Wir haben die Verantwortung, offene Gesellschaften zu schaffen, in denen wir uns widersprechen dürfen, denn alles andere bedeutet doch nur, dass wir miteinander Gott spielen.
Wer unterstützt Sie in Ihren Zielen?
Meine Mitstreiter sind Außenseiter und Nichtangepasste. Menschen, die von der Gesellschaft als Freaks gesehen werden und schwer in vorbestimmte Kategorien passen. Jeder muss verstehen, dass die Schönheit und die Geheimnisse des Lebens große Fragezeichen darstellen.
Meine Feinde sind diejenigen, die glauben, dass ihre Wahrheit die einzige Wahrheit ist. Das können auch Atheisten sein, die mich als albern bezeichnen. Es können Kapitalisten oder Sozialisten sein, die ebenfalls meinen, dass es nur eine Wahrheit gibt. Solche Menschen können mit ihrem Dogma Fundamentalisten werden. Wir haben auf der einen Seite des Spektrums Fundamentalisten und auf der anderen Relativisten. Dazwischen sind die Pluralisten. Das sind Menschen, die bereit sind, darüber zu urteilen, was akzeptabel ist und was nicht. Auch Pluralisten sollten demütig sein, da ihre Urteile nicht absolut sind. Die Meinungsfreiheit ist nicht verhandelbar. Auch Liberale oder Demokraten können sehr dogmatisch sein. Meine besten Mitstreiter sind Pluralisten.
Sie arbeiten gemeinsam mit einem Netzwerk von liberalen europäischen Reformmuslimen.
Ein Netzwerk ist sehr wichtig. Die moderaten und konservativen Muslime haben ihre eigenen Netzwerke. Aber liberale Reformer sind meistens isoliert. Eine solche Netzwerkbildung ist nicht nur wichtig für die Muslime in Europa, sondern auch für die anderen Bürger Europas.

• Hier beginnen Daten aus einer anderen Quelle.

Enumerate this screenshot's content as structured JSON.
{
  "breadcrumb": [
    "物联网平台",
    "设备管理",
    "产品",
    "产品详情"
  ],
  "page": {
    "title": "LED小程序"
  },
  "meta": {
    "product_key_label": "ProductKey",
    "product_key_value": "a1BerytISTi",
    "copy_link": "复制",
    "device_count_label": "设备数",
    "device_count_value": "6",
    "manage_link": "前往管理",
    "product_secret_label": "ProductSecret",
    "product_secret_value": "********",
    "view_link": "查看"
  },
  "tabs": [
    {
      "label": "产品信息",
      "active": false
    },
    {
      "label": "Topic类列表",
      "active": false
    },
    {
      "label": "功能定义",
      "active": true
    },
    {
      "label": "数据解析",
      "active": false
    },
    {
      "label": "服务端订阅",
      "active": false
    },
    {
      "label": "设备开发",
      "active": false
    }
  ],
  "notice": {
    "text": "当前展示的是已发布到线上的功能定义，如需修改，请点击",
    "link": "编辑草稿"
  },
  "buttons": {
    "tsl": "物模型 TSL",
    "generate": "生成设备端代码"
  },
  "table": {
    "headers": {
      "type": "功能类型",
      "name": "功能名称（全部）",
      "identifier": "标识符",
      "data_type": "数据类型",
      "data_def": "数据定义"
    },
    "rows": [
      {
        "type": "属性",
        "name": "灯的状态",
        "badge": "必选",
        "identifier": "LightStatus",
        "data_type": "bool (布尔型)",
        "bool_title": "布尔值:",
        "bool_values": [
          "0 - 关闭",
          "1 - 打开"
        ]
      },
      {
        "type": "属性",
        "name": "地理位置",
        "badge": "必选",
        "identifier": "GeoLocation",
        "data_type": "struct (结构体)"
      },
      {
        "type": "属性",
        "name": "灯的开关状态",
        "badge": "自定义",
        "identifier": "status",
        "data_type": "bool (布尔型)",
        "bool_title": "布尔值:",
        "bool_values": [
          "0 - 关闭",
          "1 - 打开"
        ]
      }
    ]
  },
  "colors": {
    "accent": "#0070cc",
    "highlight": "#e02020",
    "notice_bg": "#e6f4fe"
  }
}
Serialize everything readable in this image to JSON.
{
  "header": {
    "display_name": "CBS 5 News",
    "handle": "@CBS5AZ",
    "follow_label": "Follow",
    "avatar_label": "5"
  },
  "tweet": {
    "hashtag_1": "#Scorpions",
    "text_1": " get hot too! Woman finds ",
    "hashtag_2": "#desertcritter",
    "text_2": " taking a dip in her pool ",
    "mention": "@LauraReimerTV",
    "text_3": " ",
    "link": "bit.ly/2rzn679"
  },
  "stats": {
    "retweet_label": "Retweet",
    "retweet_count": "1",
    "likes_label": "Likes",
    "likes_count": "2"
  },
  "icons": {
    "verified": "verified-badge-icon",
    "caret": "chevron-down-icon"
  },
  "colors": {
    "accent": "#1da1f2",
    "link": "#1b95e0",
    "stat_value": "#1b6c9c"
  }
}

Es soll deutlich werden, dass es kein Widerspruch ist, Muslim und Europäer zu sein.
Wie kann der Islam demokratisiert werden?
Der Schlüssel zur Demokratisierung des Islam liegt in der Trennung von Staat und organisierter Religion. Gott hat jeden Menschen mit Verstand und Geist geschaffen, aber Machtpolitiker können die Menschen unmündig machen.